The duty free and shopping areas cover more than half a million square feet — bigger than 10 football fields — and there are 26 miles of baggage belts, capable of handing almost 30,000 bags an hour.
“Dubai has similar reach in terms of flights, but for much of the year it’s too warm to be a comfortable city to walk around,” said Johann van Rensburg, one of the lead architects of the new terminal. “In Istanbul there is much more culture and a fantastic climate.”
He said the terminal had been designed to make critical points, such as security checkpoints and check-in, less stressful and that passengers would not be forced to walk through stores to get to their gate like they do at many other airports.
“If you know exactly where you are going, you will be able to head straight there, or if you want to meander through the shops, you can go off to the side,” van Rensburg said.
Most important, there will be security controls outside of the building as well as between check-in and departures — a design decision taken after the June 2016 gun-and-bomb assault on Ataturk Airport when attackers targeted the entrance. Security at the new airport will be “top notch,” van Rensburg said.
Such reassurance will be essential for Turkey, which saw tourism slump after the airport attack and a deadly mass shooting in an Istanbul nightclub on New Year’s Eve 2016. Political instability caused by the July 15, 2016, coup attempt and subsequent crackdown on media freedoms has also spooked visitors and investors.
Ministers believe the new airport will support 225,000 jobs and contribute about $19.5 billion to the economy — equivalent to 5 percent of the country’s gross national product. And if only one in 10 passengers visits Turkey as a tourist, a further $7 billion will flow in.
However, despite posting 7 percent growth last year, Turkey’s economy has deeper worries.

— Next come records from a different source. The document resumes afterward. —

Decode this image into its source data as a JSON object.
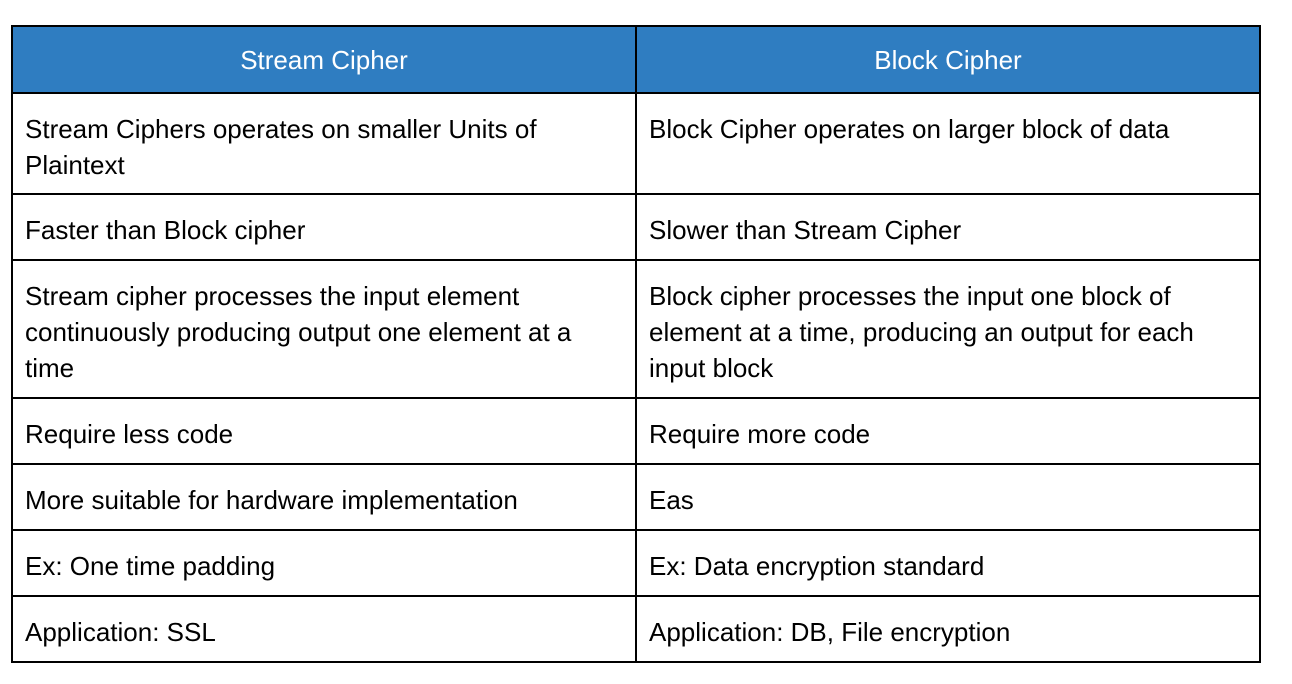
{
  "table": {
    "header": [
      "Stream Cipher",
      "Block Cipher"
    ],
    "rows": [
      [
        "Stream Ciphers operates on smaller Units of Plaintext",
        "Block Cipher operates on larger block of data"
      ],
      [
        "Faster than Block cipher",
        "Slower than Stream Cipher"
      ],
      [
        "Stream cipher processes the input element continuously producing output one element at a time",
        "Block cipher processes the input one block of element at a time, producing an output for each input block"
      ],
      [
        "Require less code",
        "Require more code"
      ],
      [
        "More suitable for hardware implementation",
        "Eas"
      ],
      [
        "Ex: One time padding",
        "Ex: Data encryption standard"
      ],
      [
        "Application: SSL",
        "Application: DB, File encryption"
      ]
    ]
  }
}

“There are still some deep difficulties including high inflation, which is currently running at about 11 percent, and interest rates that were well above target,” said Rendell, the analyst. “The country is also very susceptible to exchange rates because it imports a lot of things and the currency had a volatile period last year.”
And while the major infrastructure works have created construction jobs and income, most of it has gone to companies that support or who have donated to Erdogan’s dominant conservative Islamic AK Party, Rendell said.
The airport itself might have a slow start; its distance from the city, almost at the Black Sea, means many passengers will have to rely on a new subway line for which construction began only last year. Airport officials did not respond to questions about whether it would be finished in time for the airport’s slated Oct. 18 opening.
Nevertheless, Erdogan remains optimistic that his latest project will secure him the 2019 presidential election, after which he will assume sweeping new powers of “executive presidency” granted in a narrow and divisive constitutional referendum victory last year.
“He has already assumed many extra powers under the emergency rules that have been in place since the coup, but it’s the executive presidency he really craves,” Rendell said. “That would allow him to stay in power five more years and he could have a second term. That’s the kind of power that worries people because he’s very autocratic. He does pretty much what he wants.”
Erdogan’s ceremonial landing at New Istanbul Airport is to take place on Feb. 26, his 64th birthday, prompting speculation that the airport will ultimately be named after him.
If so, the symbolism would be stark; the old airport is named after Ataturk, the country’s founder venerated by moderate Turks for his modern, West-facing secularism. Erdogan’s opponents fear he is dismantling Ataturk’s legacy by turning Turkey toward traditional Islam, emphasizing its Ottoman past and weakening ties with the U.S. in favor of Russia and Iran.
They point to the new Bosporus bridge, named in honor of the 15th-century Ottoman Sultan Selim I, often called Selim the Grim due to his hard-nosed rule, overseas conquests and persecution of minorities.
For his part, Erdogan told a crowd of thousands waving Turkish flags at the bridge’s opening: “When [a] man dies, he leaves behind a monument.”